Woodmancote – St Peter
A two-cell church, which is possibly C11 or C12 in origin, though most detail is C13 or C14. In 1872-73 it was extended at both ends.
The church, the original dedication of which is lost, though it is now known as St Peter, stands at the southern end of the parish near Woodmancote Place. A fine yew walk flanks the approach in the churchyard. Though it is mentioned in Domesday Book (13, 22), nothing of this period is identifiable and a blocked round-headed north doorway, though called C11 or C12 (VCH 6(3) p159) and now only visible internally, is late C12 at the earliest, judging by its proportions. It may be the first of the otherwise C13 and C14 changes that determined the character of the church until the C19.
In the early C13 the chancel was extended and the Sharpe Collection drawing (1802) shows a round-headed south-east lancet, which can have been little later than the north doorway. The jambs of a south west doorway are probably of the same date. The Burrell Collection drawing (1777), Quartermain ((E) p286) and Adelaide Tracy (III p24) (1853) all show the view from the south east, so the appearance of the north side is unknown. Common to all three is a pair of ogee-headed south lancets in the nave and enough of the moulded south doorway remains to show that like them, these were C14. The nave roof has some old timbers, and until 1872 there was a boarded bell-turret with a pyramid cap. A further, though smaller pair of ogee-lancets at its western end shows the chancel was also remodelled in the C14. The then three-light east window with panelled tracery may have been contemporary with a north window known from a bequest to have been under construction in 1406-07 (SRS 45 p411).
The Burrell drawing shows a C17 or C18 porch and partly blocked windows. There were plans for restoration and extension in 1868-69 (WSRO Ep II/27/257), but H Woodyer started work only in 1872 (B 30 p533) and finished the next year, the date on his characteristic rainwater-hoppers. He extended the chancel with a new east window and and inserted similar south ones of plate tracery, which, like the chancel arch, show him in late C13 manner. The roof is dark and shiny. He also extended the west end of the nave, with a new bell-turret with a broach spirelet and mostly paired lancets. Finally, he replaced the porch with a large timber one. Horsham slabs now cover the whole roof, including the large vestry to the north of the chancel whereas the Sharpe drawing shows tiled ridges. The vestry is the most ostentatious part of Woodyer’s work, with a shouldered doorway, a half-hipped dormer and a big round chimney. Overall, though, his budget was modest, amounting to only £1208 (PP 125).

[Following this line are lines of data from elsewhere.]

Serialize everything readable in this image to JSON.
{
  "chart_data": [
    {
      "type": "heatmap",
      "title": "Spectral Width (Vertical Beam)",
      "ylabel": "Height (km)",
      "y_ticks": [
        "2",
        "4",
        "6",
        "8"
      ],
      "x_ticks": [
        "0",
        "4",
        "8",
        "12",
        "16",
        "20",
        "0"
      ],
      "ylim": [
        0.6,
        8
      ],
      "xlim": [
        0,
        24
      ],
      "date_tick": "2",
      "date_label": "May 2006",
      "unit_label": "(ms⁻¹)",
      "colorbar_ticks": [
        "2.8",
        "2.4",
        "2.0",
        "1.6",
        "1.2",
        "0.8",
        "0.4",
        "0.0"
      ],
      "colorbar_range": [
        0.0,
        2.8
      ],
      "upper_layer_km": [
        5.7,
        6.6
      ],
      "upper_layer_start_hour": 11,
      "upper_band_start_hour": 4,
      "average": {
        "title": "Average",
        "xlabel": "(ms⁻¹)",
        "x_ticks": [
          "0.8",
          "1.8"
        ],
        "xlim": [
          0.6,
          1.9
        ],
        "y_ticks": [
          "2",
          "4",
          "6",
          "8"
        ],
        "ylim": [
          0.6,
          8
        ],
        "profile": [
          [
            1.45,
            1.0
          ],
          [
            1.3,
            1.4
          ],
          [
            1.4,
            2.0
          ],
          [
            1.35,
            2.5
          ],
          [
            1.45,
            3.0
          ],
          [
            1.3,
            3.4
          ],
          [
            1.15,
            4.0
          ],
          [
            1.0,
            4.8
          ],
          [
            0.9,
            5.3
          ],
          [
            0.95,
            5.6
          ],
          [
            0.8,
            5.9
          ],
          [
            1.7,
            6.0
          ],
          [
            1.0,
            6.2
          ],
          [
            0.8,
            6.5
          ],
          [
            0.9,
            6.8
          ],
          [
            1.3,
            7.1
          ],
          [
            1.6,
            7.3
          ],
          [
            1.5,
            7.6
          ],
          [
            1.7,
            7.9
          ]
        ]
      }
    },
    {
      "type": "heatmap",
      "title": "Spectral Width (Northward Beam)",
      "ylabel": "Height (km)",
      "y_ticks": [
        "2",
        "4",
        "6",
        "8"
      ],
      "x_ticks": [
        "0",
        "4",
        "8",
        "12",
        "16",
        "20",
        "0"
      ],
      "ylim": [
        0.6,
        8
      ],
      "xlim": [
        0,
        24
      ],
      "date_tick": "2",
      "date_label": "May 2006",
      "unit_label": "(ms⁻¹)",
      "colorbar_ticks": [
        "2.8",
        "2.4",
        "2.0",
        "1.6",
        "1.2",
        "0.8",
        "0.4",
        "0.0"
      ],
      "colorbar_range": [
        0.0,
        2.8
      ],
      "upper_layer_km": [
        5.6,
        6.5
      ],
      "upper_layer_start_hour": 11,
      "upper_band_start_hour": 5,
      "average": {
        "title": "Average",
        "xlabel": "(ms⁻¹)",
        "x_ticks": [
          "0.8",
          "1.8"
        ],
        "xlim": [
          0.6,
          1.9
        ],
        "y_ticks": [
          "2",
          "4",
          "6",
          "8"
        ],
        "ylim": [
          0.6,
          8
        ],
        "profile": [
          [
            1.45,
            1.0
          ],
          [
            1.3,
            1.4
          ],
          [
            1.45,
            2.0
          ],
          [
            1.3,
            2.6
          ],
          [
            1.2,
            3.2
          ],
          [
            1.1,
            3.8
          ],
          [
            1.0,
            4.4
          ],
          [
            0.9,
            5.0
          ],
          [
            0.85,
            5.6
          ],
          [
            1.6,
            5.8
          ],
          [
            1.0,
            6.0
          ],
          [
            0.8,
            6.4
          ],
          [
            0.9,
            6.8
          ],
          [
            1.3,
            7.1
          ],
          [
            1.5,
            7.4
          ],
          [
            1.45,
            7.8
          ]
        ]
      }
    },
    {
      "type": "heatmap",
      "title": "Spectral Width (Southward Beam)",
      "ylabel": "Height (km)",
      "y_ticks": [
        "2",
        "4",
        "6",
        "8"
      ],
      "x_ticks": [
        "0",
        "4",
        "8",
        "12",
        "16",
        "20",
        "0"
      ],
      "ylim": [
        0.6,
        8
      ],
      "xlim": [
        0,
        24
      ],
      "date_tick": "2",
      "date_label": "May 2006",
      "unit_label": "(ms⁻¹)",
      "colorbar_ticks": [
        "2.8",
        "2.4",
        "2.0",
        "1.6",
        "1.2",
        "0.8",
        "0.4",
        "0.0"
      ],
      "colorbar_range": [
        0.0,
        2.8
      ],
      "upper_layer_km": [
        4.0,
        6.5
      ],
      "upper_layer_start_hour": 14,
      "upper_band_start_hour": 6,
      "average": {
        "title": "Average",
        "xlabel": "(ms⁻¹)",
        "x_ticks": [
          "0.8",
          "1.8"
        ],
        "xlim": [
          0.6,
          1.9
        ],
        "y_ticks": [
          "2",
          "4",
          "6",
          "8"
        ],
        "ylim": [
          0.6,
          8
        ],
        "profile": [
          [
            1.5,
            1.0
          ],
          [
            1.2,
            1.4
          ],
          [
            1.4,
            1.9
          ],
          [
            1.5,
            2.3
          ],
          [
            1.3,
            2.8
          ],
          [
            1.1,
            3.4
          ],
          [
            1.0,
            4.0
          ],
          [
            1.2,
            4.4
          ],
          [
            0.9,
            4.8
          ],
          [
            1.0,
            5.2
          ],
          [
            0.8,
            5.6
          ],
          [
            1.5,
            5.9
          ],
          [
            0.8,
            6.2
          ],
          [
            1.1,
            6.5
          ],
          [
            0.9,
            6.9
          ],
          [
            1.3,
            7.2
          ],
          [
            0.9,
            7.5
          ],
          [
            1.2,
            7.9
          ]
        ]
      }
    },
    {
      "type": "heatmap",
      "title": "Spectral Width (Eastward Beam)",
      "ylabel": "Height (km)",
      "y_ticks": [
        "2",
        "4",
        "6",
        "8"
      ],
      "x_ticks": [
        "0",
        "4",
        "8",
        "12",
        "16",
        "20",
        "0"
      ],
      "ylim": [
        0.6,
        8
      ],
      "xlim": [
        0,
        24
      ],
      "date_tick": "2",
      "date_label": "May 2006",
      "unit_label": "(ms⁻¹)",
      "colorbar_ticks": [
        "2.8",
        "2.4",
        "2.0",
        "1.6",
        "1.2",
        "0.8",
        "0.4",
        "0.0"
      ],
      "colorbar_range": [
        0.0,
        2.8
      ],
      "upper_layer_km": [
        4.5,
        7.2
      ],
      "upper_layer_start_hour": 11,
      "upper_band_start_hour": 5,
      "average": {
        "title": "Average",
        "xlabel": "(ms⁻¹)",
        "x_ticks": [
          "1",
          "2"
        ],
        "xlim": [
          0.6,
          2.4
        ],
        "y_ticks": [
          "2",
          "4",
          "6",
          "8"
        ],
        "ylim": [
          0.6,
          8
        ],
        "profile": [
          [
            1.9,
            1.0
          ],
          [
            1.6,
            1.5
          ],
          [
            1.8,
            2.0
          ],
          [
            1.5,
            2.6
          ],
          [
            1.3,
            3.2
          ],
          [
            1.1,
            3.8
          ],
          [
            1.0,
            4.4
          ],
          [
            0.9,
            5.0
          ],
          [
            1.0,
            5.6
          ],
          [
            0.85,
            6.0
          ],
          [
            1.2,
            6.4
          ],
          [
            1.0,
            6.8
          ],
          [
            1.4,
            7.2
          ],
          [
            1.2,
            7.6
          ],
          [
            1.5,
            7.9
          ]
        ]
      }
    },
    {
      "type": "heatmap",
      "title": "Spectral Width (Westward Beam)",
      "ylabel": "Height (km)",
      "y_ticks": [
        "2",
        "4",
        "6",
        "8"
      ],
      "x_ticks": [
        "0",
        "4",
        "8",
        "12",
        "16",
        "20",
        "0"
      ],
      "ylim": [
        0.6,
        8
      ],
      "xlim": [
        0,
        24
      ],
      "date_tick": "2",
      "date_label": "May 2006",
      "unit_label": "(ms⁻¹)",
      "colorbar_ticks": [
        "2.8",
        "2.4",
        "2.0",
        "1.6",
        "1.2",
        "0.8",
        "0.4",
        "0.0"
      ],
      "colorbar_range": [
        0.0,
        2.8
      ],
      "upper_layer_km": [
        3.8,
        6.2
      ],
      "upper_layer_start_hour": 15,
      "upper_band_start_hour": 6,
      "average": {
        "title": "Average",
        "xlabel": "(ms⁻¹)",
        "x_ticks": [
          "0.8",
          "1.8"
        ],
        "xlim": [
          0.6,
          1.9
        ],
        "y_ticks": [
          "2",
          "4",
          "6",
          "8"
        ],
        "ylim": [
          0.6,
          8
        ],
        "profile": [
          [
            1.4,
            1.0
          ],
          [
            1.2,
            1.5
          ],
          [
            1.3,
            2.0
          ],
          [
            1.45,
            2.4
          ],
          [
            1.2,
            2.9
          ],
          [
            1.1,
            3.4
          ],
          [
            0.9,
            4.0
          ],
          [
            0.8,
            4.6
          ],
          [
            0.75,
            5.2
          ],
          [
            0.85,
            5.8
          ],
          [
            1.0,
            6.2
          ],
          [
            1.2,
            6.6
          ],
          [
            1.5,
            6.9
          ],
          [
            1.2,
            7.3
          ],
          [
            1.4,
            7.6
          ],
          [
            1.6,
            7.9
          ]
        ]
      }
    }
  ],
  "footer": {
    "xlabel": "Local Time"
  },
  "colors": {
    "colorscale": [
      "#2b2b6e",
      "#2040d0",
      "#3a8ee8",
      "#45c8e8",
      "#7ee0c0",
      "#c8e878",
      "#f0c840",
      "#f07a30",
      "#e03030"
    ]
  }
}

The north side of the nave is today largely concealed by a recent extension, built in flint and brick to match the rest.
Fittings and monuments
Font: Early C13 square bowl of marble and smaller than usual, it was heavily reworked in the C19. The capitals for the renewed corner shafts are carved into its base with stylised foliage.
1. (South chancel, first and second windows) C E Kempe, 1894.

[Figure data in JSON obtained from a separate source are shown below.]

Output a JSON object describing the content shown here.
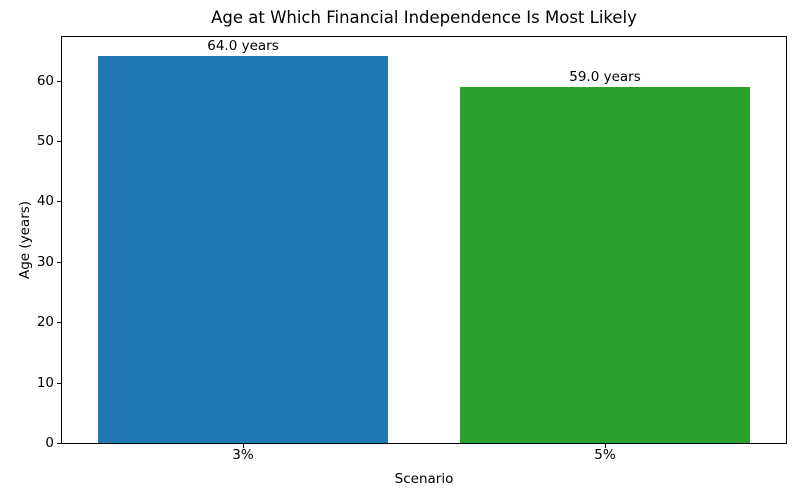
{
  "chart_data": {
    "type": "bar",
    "title": "Age at Which Financial Independence Is Most Likely",
    "xlabel": "Scenario",
    "ylabel": "Age (years)",
    "categories": [
      "3%",
      "5%"
    ],
    "values": [
      64.0,
      59.0
    ],
    "bar_labels": [
      "64.0 years",
      "59.0 years"
    ],
    "bar_colors": [
      "#1f77b4",
      "#2ca02c"
    ],
    "yticks": [
      0,
      10,
      20,
      30,
      40,
      50,
      60
    ],
    "ylim": [
      0,
      67.2
    ],
    "grid": false,
    "legend_position": "none",
    "background_color": "#ffffff",
    "axis_color": "#000000"
  }
}
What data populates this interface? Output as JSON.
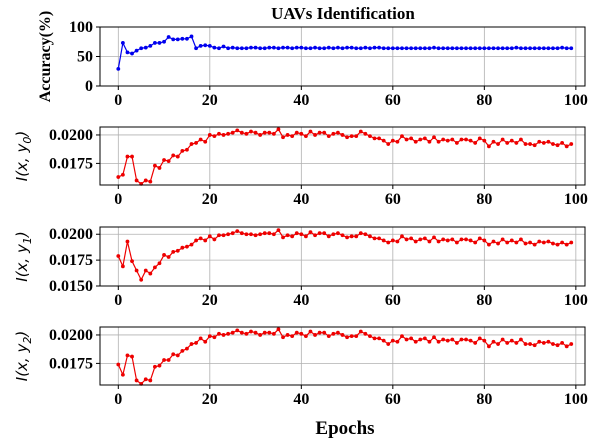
{
  "figure": {
    "title": "UAVs Identification",
    "xlabel": "Epochs"
  },
  "chart_data": [
    {
      "type": "line",
      "title": "UAVs Identification",
      "ylabel": "Accuracy(%)",
      "xlabel": "",
      "color": "#0000ee",
      "xlim": [
        -4,
        102
      ],
      "ylim": [
        0,
        100
      ],
      "xticks": [
        "0",
        "20",
        "40",
        "60",
        "80",
        "100"
      ],
      "yticks": [
        "0",
        "50",
        "100"
      ],
      "ytick_values": [
        0,
        50,
        100
      ],
      "grid": true,
      "series": [
        {
          "values": [
            29,
            73,
            57,
            55,
            60,
            64,
            65,
            68,
            73,
            73,
            75,
            83,
            79,
            79,
            80,
            80,
            84,
            64,
            68,
            69,
            68,
            65,
            64,
            67,
            64,
            65,
            64,
            64,
            64,
            65,
            65,
            64,
            64,
            65,
            65,
            64,
            65,
            65,
            64,
            65,
            65,
            64,
            64,
            65,
            64,
            64,
            65,
            64,
            65,
            64,
            65,
            65,
            64,
            64,
            65,
            64,
            65,
            65,
            64,
            64,
            64,
            64,
            64,
            64,
            64,
            64,
            64,
            64,
            64,
            65,
            64,
            64,
            64,
            64,
            64,
            64,
            64,
            64,
            64,
            64,
            64,
            64,
            64,
            64,
            64,
            64,
            64,
            65,
            64,
            64,
            64,
            64,
            64,
            64,
            64,
            64,
            64,
            65,
            64,
            64
          ]
        }
      ]
    },
    {
      "type": "line",
      "ylabel_prefix": "I(x, y",
      "ylabel_sub": "0",
      "ylabel_suffix": ")",
      "xlabel": "",
      "color": "#ee0000",
      "xlim": [
        -4,
        102
      ],
      "ylim": [
        0.0156,
        0.0207
      ],
      "xticks": [
        "0",
        "20",
        "40",
        "60",
        "80",
        "100"
      ],
      "yticks": [
        "0.0175",
        "0.0200"
      ],
      "ytick_values": [
        0.0175,
        0.02
      ],
      "grid": true,
      "series": [
        {
          "values": [
            0.0163,
            0.0165,
            0.0181,
            0.0181,
            0.016,
            0.0157,
            0.016,
            0.0159,
            0.0173,
            0.0171,
            0.0178,
            0.0177,
            0.0182,
            0.0181,
            0.0186,
            0.0187,
            0.0192,
            0.0193,
            0.0196,
            0.0194,
            0.02,
            0.0199,
            0.0201,
            0.02,
            0.0201,
            0.0202,
            0.0204,
            0.0202,
            0.0201,
            0.0203,
            0.0202,
            0.02,
            0.0202,
            0.0202,
            0.0201,
            0.0205,
            0.0198,
            0.02,
            0.0199,
            0.0202,
            0.0201,
            0.0199,
            0.0203,
            0.02,
            0.0202,
            0.0202,
            0.0199,
            0.0201,
            0.0202,
            0.02,
            0.0198,
            0.0199,
            0.0199,
            0.0203,
            0.0201,
            0.0199,
            0.0197,
            0.0197,
            0.0195,
            0.0192,
            0.0195,
            0.0194,
            0.0199,
            0.0196,
            0.0197,
            0.0194,
            0.0196,
            0.0197,
            0.0194,
            0.0198,
            0.0194,
            0.0196,
            0.0195,
            0.0196,
            0.0193,
            0.0196,
            0.0196,
            0.0195,
            0.0193,
            0.0197,
            0.0195,
            0.019,
            0.0194,
            0.0192,
            0.0196,
            0.0193,
            0.0195,
            0.0193,
            0.0196,
            0.0192,
            0.0192,
            0.0191,
            0.0194,
            0.0193,
            0.0194,
            0.0192,
            0.0191,
            0.0193,
            0.019,
            0.0192
          ]
        }
      ]
    },
    {
      "type": "line",
      "ylabel_prefix": "I(x, y",
      "ylabel_sub": "1",
      "ylabel_suffix": ")",
      "xlabel": "",
      "color": "#ee0000",
      "xlim": [
        -4,
        102
      ],
      "ylim": [
        0.015,
        0.0207
      ],
      "xticks": [
        "0",
        "20",
        "40",
        "60",
        "80",
        "100"
      ],
      "yticks": [
        "0.0150",
        "0.0175",
        "0.0200"
      ],
      "ytick_values": [
        0.015,
        0.0175,
        0.02
      ],
      "grid": true,
      "series": [
        {
          "values": [
            0.0179,
            0.0169,
            0.0193,
            0.0174,
            0.0165,
            0.0156,
            0.0165,
            0.0162,
            0.0168,
            0.0172,
            0.018,
            0.0178,
            0.0183,
            0.0184,
            0.0187,
            0.0188,
            0.019,
            0.0194,
            0.0196,
            0.0194,
            0.0198,
            0.0195,
            0.0199,
            0.0199,
            0.02,
            0.0201,
            0.0203,
            0.0201,
            0.02,
            0.02,
            0.0199,
            0.02,
            0.0201,
            0.0201,
            0.02,
            0.0204,
            0.0197,
            0.0199,
            0.0198,
            0.0201,
            0.02,
            0.0198,
            0.0202,
            0.0199,
            0.0201,
            0.0201,
            0.0198,
            0.02,
            0.0201,
            0.0199,
            0.0197,
            0.0198,
            0.0198,
            0.0201,
            0.02,
            0.0198,
            0.0196,
            0.0196,
            0.0194,
            0.0192,
            0.0194,
            0.0193,
            0.0198,
            0.0195,
            0.0196,
            0.0193,
            0.0195,
            0.0196,
            0.0193,
            0.0197,
            0.0193,
            0.0195,
            0.0194,
            0.0195,
            0.0192,
            0.0195,
            0.0195,
            0.0194,
            0.0192,
            0.0196,
            0.0194,
            0.019,
            0.0193,
            0.0191,
            0.0195,
            0.0192,
            0.0194,
            0.0192,
            0.0195,
            0.0191,
            0.0192,
            0.019,
            0.0193,
            0.0192,
            0.0193,
            0.0191,
            0.019,
            0.0192,
            0.019,
            0.0192
          ]
        }
      ]
    },
    {
      "type": "line",
      "ylabel_prefix": "I(x, y",
      "ylabel_sub": "2",
      "ylabel_suffix": ")",
      "xlabel": "Epochs",
      "color": "#ee0000",
      "xlim": [
        -4,
        102
      ],
      "ylim": [
        0.0156,
        0.0207
      ],
      "xticks": [
        "0",
        "20",
        "40",
        "60",
        "80",
        "100"
      ],
      "yticks": [
        "0.0175",
        "0.0200"
      ],
      "ytick_values": [
        0.0175,
        0.02
      ],
      "grid": true,
      "series": [
        {
          "values": [
            0.0174,
            0.0165,
            0.0182,
            0.0181,
            0.016,
            0.0157,
            0.0161,
            0.016,
            0.0172,
            0.0173,
            0.0178,
            0.0178,
            0.0183,
            0.0182,
            0.0186,
            0.0188,
            0.0192,
            0.0193,
            0.0197,
            0.0194,
            0.0199,
            0.0198,
            0.0201,
            0.02,
            0.0201,
            0.0202,
            0.0204,
            0.0202,
            0.0201,
            0.0203,
            0.0202,
            0.02,
            0.0202,
            0.0202,
            0.0201,
            0.0205,
            0.0198,
            0.02,
            0.0199,
            0.0202,
            0.0201,
            0.0199,
            0.0203,
            0.02,
            0.0202,
            0.0202,
            0.0199,
            0.0201,
            0.0202,
            0.02,
            0.0198,
            0.0199,
            0.0199,
            0.0203,
            0.0201,
            0.0199,
            0.0197,
            0.0197,
            0.0195,
            0.0192,
            0.0195,
            0.0194,
            0.0199,
            0.0196,
            0.0197,
            0.0194,
            0.0196,
            0.0197,
            0.0194,
            0.0198,
            0.0194,
            0.0196,
            0.0195,
            0.0196,
            0.0193,
            0.0196,
            0.0196,
            0.0195,
            0.0193,
            0.0197,
            0.0195,
            0.019,
            0.0194,
            0.0192,
            0.0196,
            0.0193,
            0.0195,
            0.0193,
            0.0196,
            0.0192,
            0.0192,
            0.0191,
            0.0194,
            0.0193,
            0.0194,
            0.0192,
            0.0191,
            0.0193,
            0.019,
            0.0192
          ]
        }
      ]
    }
  ]
}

2. (East window) Burlison and Grylls, 1894 (CDG 11 (1894) p180) (Crucifixion). Collins (p318) remarks on the close similarity with Kempe’s work of the same year, but its authorship is well attested.
1. Officers of the 47th Bengal Native Infantry By T Denman (Roscoe p362).

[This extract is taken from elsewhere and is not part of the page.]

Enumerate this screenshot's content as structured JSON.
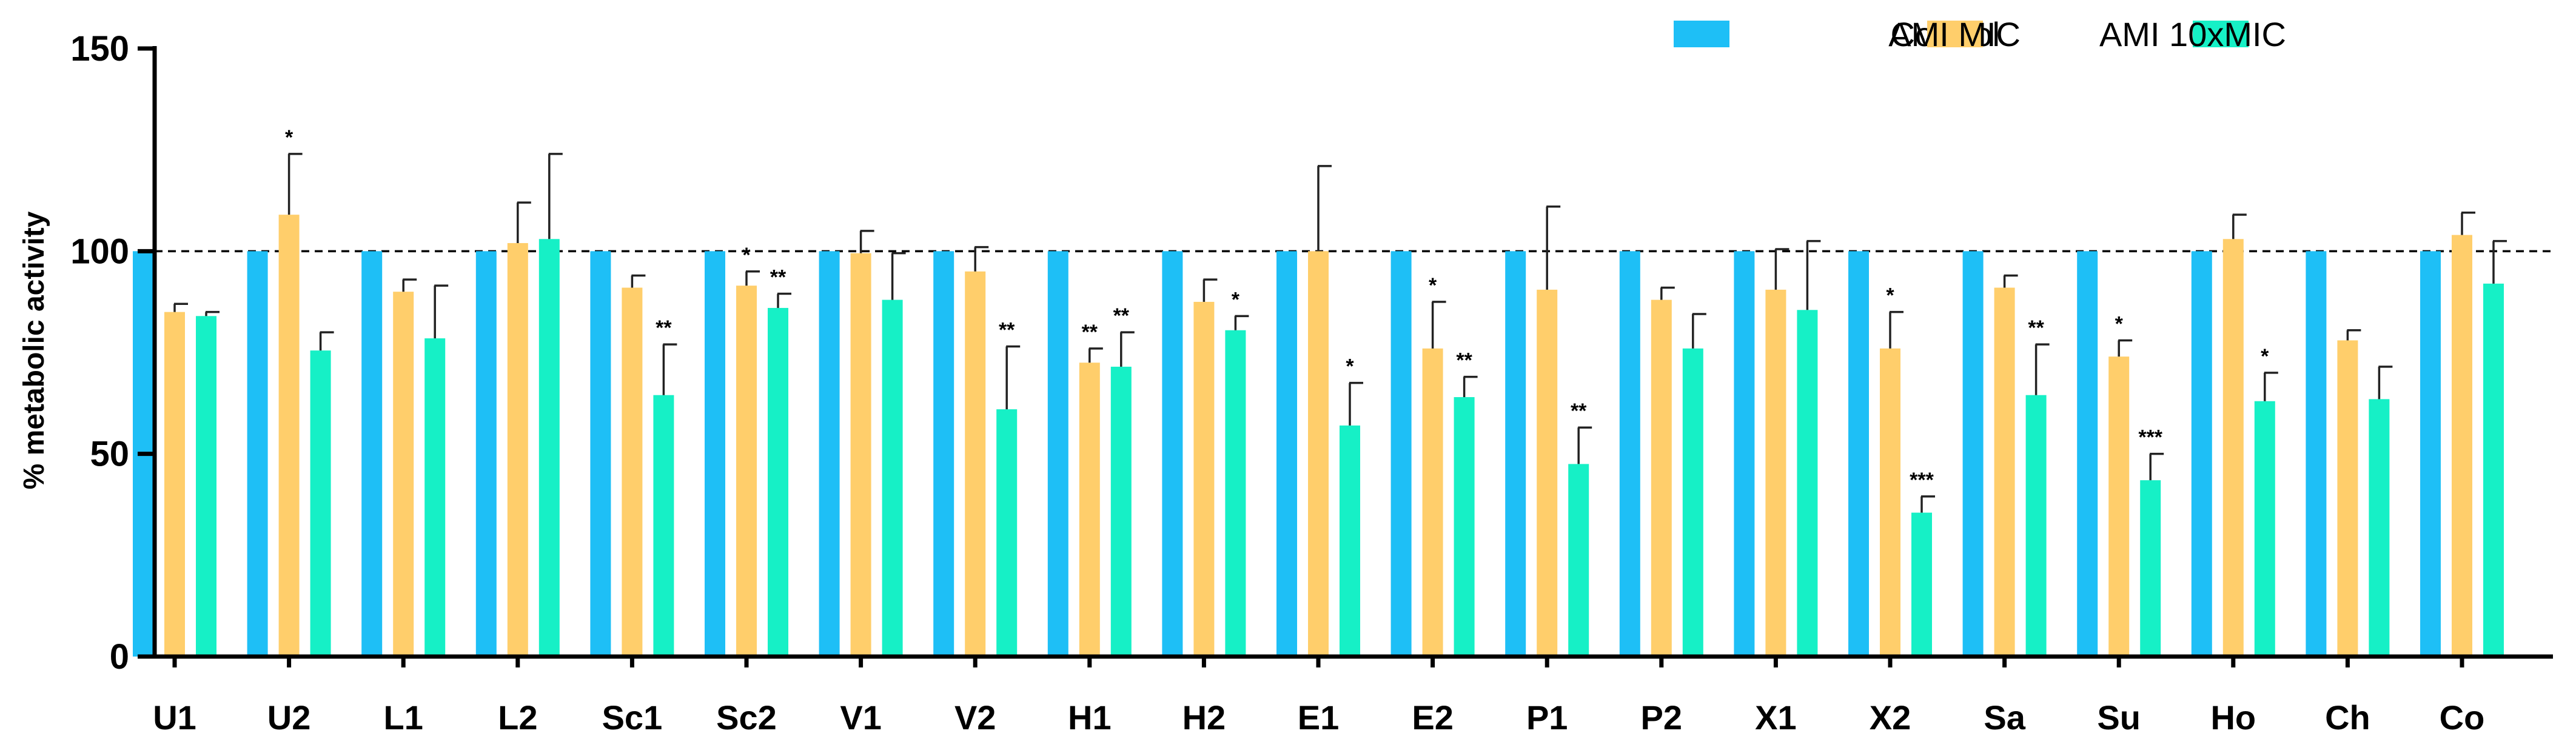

2. (Churchyard) Good C18 carved tombstones.
3. (South east churchyard) Modern monument of flint in the shape of a drum with the inscription on the flat top in memory of the two men from the parish, Thomas Harland and John Oswald, who were burnt at the stake as heretics at Lewes in 1556.
Piscina: (South chancel) C14 ogee-headed.
Screen: A screen by Woodyer was removed in 1964 (Elliott and Pritchard p243).
Sedile: (South chancel) broad and chamfered with a label. It could be C13 or C14.